Jul. 6, 2018
Unit head Liam Condon, speaking to a gathering of journalists in São Paulo, said that after Bayer completes its integration of Monsanto Co following the recent closing of the acquisition, the combined entity will have revenue of about 15 billion reais ($3.9 billion) in Brazil.
About 80 percent of Brazilian sales will come from the crop business, including agrochemicals and licensing of genetically modified seeds, he said. Gerhard Bohner, chief operating officer for the division, said that is up from 60 percent of Bayer’s Brazilian sales before combining with Monsanto.
The takeover of Monsanto underscores the growing importance of the agribusiness division to Bayer, which also makes pharmaceuticals and has a consumer health business. Crop science is even more vital in Brazil, where record harvests have been a rare bright spot in a sluggish economic recovery.

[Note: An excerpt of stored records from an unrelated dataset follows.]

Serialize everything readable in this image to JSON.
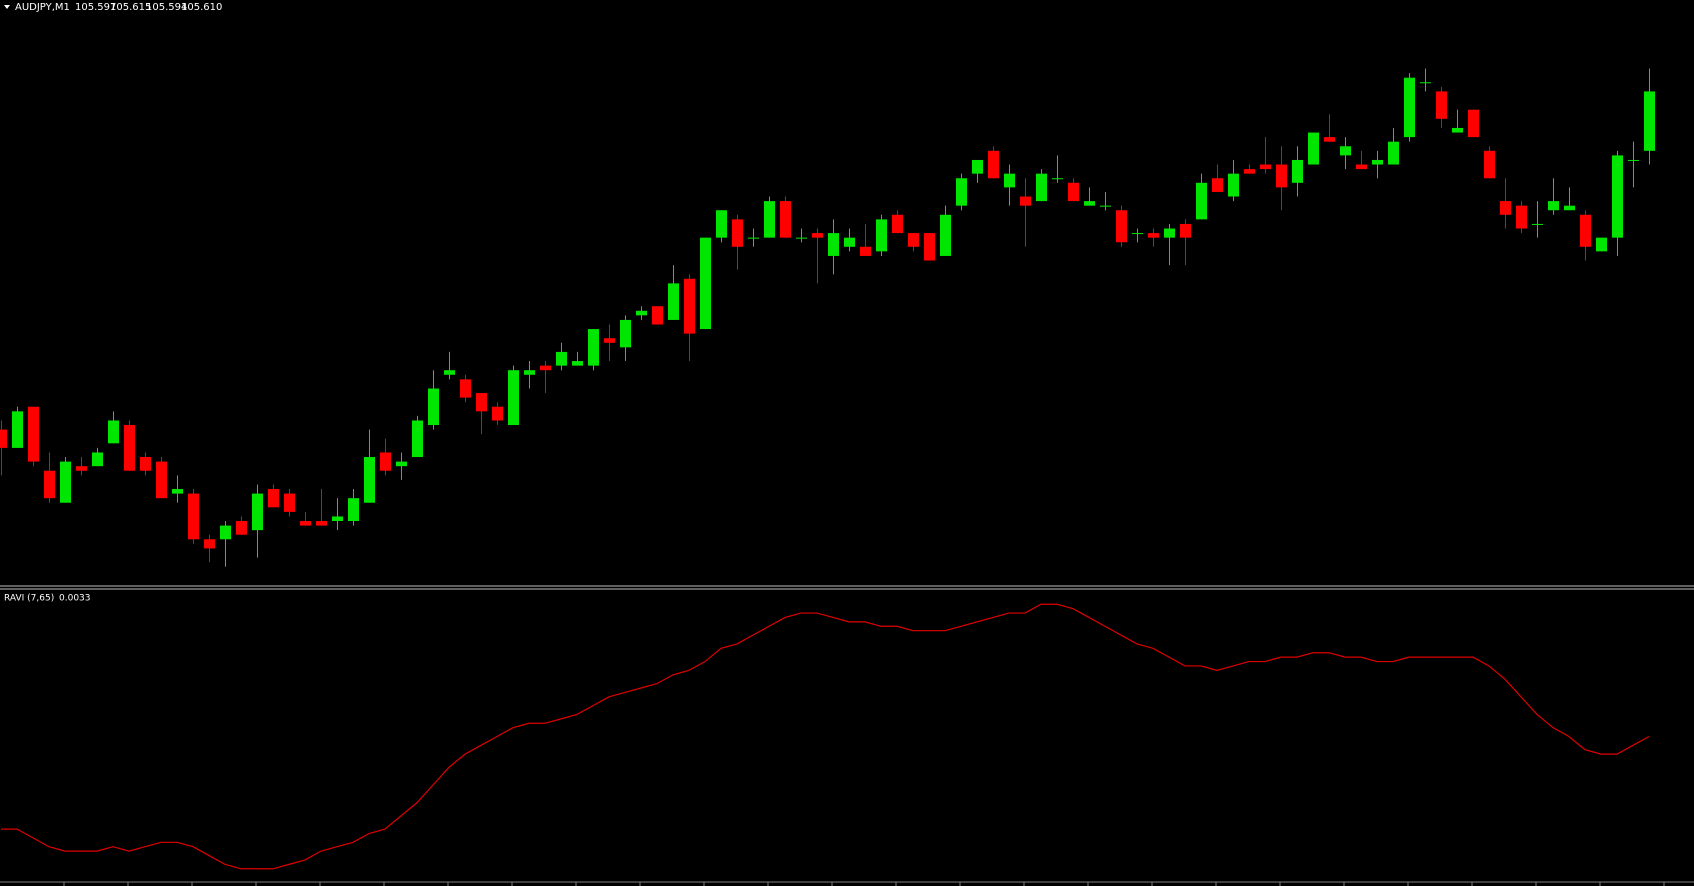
{
  "chart_data": [
    {
      "type": "candlestick",
      "title": "AUDJPY,M1",
      "quote": [
        "105.597",
        "105.615",
        "105.594",
        "105.610"
      ],
      "up_color": "#00e600",
      "down_color": "#ff0000",
      "ylim": [
        105.502,
        105.63
      ],
      "open": [
        105.536,
        105.532,
        105.541,
        105.527,
        105.52,
        105.528,
        105.528,
        105.533,
        105.537,
        105.53,
        105.529,
        105.522,
        105.522,
        105.512,
        105.512,
        105.516,
        105.514,
        105.523,
        105.522,
        105.516,
        105.516,
        105.516,
        105.516,
        105.52,
        105.531,
        105.528,
        105.53,
        105.537,
        105.548,
        105.547,
        105.544,
        105.541,
        105.537,
        105.548,
        105.55,
        105.55,
        105.55,
        105.55,
        105.556,
        105.554,
        105.561,
        105.563,
        105.56,
        105.569,
        105.558,
        105.578,
        105.582,
        105.578,
        105.578,
        105.586,
        105.578,
        105.579,
        105.574,
        105.576,
        105.576,
        105.575,
        105.583,
        105.579,
        105.579,
        105.574,
        105.585,
        105.592,
        105.597,
        105.589,
        105.587,
        105.586,
        105.591,
        105.59,
        105.585,
        105.585,
        105.584,
        105.579,
        105.579,
        105.578,
        105.581,
        105.582,
        105.591,
        105.587,
        105.593,
        105.594,
        105.594,
        105.59,
        105.594,
        105.6,
        105.596,
        105.594,
        105.594,
        105.594,
        105.6,
        105.612,
        105.61,
        105.601,
        105.606,
        105.597,
        105.586,
        105.585,
        105.581,
        105.584,
        105.584,
        105.583,
        105.575,
        105.578,
        105.595,
        105.597
      ],
      "high": [
        105.538,
        105.541,
        105.541,
        105.531,
        105.53,
        105.53,
        105.532,
        105.54,
        105.538,
        105.531,
        105.53,
        105.526,
        105.523,
        105.513,
        105.516,
        105.517,
        105.524,
        105.524,
        105.523,
        105.518,
        105.523,
        105.521,
        105.523,
        105.536,
        105.534,
        105.531,
        105.539,
        105.549,
        105.553,
        105.548,
        105.544,
        105.542,
        105.55,
        105.551,
        105.551,
        105.555,
        105.553,
        105.558,
        105.559,
        105.561,
        105.563,
        105.563,
        105.572,
        105.57,
        105.578,
        105.584,
        105.583,
        105.58,
        105.587,
        105.587,
        105.58,
        105.58,
        105.582,
        105.58,
        105.581,
        105.583,
        105.584,
        105.579,
        105.579,
        105.585,
        105.592,
        105.595,
        105.598,
        105.594,
        105.591,
        105.593,
        105.596,
        105.591,
        105.589,
        105.588,
        105.585,
        105.58,
        105.58,
        105.581,
        105.582,
        105.592,
        105.594,
        105.595,
        105.594,
        105.6,
        105.598,
        105.598,
        105.601,
        105.605,
        105.6,
        105.597,
        105.597,
        105.602,
        105.614,
        105.615,
        105.611,
        105.606,
        105.606,
        105.598,
        105.591,
        105.586,
        105.586,
        105.591,
        105.589,
        105.584,
        105.578,
        105.597,
        105.599,
        105.615
      ],
      "low": [
        105.526,
        105.532,
        105.528,
        105.52,
        105.52,
        105.526,
        105.528,
        105.533,
        105.527,
        105.526,
        105.521,
        105.52,
        105.511,
        105.507,
        105.506,
        105.513,
        105.508,
        105.519,
        105.517,
        105.515,
        105.515,
        105.514,
        105.515,
        105.52,
        105.526,
        105.525,
        105.53,
        105.536,
        105.547,
        105.542,
        105.535,
        105.537,
        105.537,
        105.545,
        105.544,
        105.549,
        105.55,
        105.549,
        105.551,
        105.551,
        105.56,
        105.559,
        105.56,
        105.551,
        105.558,
        105.577,
        105.571,
        105.576,
        105.578,
        105.578,
        105.577,
        105.568,
        105.57,
        105.575,
        105.574,
        105.574,
        105.579,
        105.575,
        105.573,
        105.574,
        105.584,
        105.59,
        105.591,
        105.585,
        105.576,
        105.586,
        105.59,
        105.586,
        105.585,
        105.584,
        105.576,
        105.577,
        105.576,
        105.572,
        105.572,
        105.582,
        105.588,
        105.586,
        105.592,
        105.592,
        105.584,
        105.587,
        105.594,
        105.599,
        105.593,
        105.593,
        105.591,
        105.594,
        105.599,
        105.61,
        105.602,
        105.601,
        105.6,
        105.591,
        105.58,
        105.579,
        105.578,
        105.583,
        105.584,
        105.573,
        105.575,
        105.574,
        105.589,
        105.594
      ],
      "close": [
        105.532,
        105.54,
        105.529,
        105.521,
        105.529,
        105.527,
        105.531,
        105.538,
        105.527,
        105.527,
        105.521,
        105.523,
        105.512,
        105.51,
        105.515,
        105.513,
        105.522,
        105.519,
        105.518,
        105.515,
        105.515,
        105.517,
        105.521,
        105.53,
        105.527,
        105.529,
        105.538,
        105.545,
        105.549,
        105.543,
        105.54,
        105.538,
        105.549,
        105.549,
        105.549,
        105.553,
        105.551,
        105.558,
        105.555,
        105.56,
        105.562,
        105.559,
        105.568,
        105.557,
        105.578,
        105.584,
        105.576,
        105.578,
        105.586,
        105.578,
        105.578,
        105.578,
        105.579,
        105.578,
        105.574,
        105.582,
        105.579,
        105.576,
        105.573,
        105.583,
        105.591,
        105.595,
        105.591,
        105.592,
        105.585,
        105.592,
        105.591,
        105.586,
        105.586,
        105.585,
        105.577,
        105.579,
        105.578,
        105.58,
        105.578,
        105.59,
        105.588,
        105.592,
        105.592,
        105.593,
        105.589,
        105.595,
        105.601,
        105.599,
        105.598,
        105.593,
        105.595,
        105.599,
        105.613,
        105.612,
        105.604,
        105.602,
        105.6,
        105.591,
        105.583,
        105.58,
        105.581,
        105.586,
        105.585,
        105.576,
        105.578,
        105.596,
        105.595,
        105.61
      ]
    },
    {
      "type": "line",
      "title": "RAVI (7,65)",
      "current": "0.0033",
      "color": "#e00000",
      "ylim": [
        0,
        0.0066
      ],
      "values": [
        0.0012,
        0.0012,
        0.001,
        0.0008,
        0.0007,
        0.0007,
        0.0007,
        0.0008,
        0.0007,
        0.0008,
        0.0009,
        0.0009,
        0.0008,
        0.0006,
        0.0004,
        0.0003,
        0.0003,
        0.0003,
        0.0004,
        0.0005,
        0.0007,
        0.0008,
        0.0009,
        0.0011,
        0.0012,
        0.0015,
        0.0018,
        0.0022,
        0.0026,
        0.0029,
        0.0031,
        0.0033,
        0.0035,
        0.0036,
        0.0036,
        0.0037,
        0.0038,
        0.004,
        0.0042,
        0.0043,
        0.0044,
        0.0045,
        0.0047,
        0.0048,
        0.005,
        0.0053,
        0.0054,
        0.0056,
        0.0058,
        0.006,
        0.0061,
        0.0061,
        0.006,
        0.0059,
        0.0059,
        0.0058,
        0.0058,
        0.0057,
        0.0057,
        0.0057,
        0.0058,
        0.0059,
        0.006,
        0.0061,
        0.0061,
        0.0063,
        0.0063,
        0.0062,
        0.006,
        0.0058,
        0.0056,
        0.0054,
        0.0053,
        0.0051,
        0.0049,
        0.0049,
        0.0048,
        0.0049,
        0.005,
        0.005,
        0.0051,
        0.0051,
        0.0052,
        0.0052,
        0.0051,
        0.0051,
        0.005,
        0.005,
        0.0051,
        0.0051,
        0.0051,
        0.0051,
        0.0051,
        0.0049,
        0.0046,
        0.0042,
        0.0038,
        0.0035,
        0.0033,
        0.003,
        0.0029,
        0.0029,
        0.0031,
        0.0033
      ]
    }
  ]
}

“We expect sales in Brazil to grow this year and next year,” Condon said. He promised more guidance after Bayer begins integrating with Monsanto, which can only happen around August, after completing the divestments required to win regulatory approval of the 63 billion euros ($73 billion) deal.
In September, the companies will release results for the combined entity, Condon said.
However, Brazil, one of the world’s largest producers of soybeans and corn, brings no shortage of challenges to Bayer.
In the United States and Europe, authorities take about two years to approve a new chemical for use on crops, while in Brazil it can take up to seven years, executives said.
Brazil’s Congress is currently debating rules that could speed up the registration and approval of such chemicals.
“The challenge in Brazil is to bring innovation quicker to the market place,” Bohner said.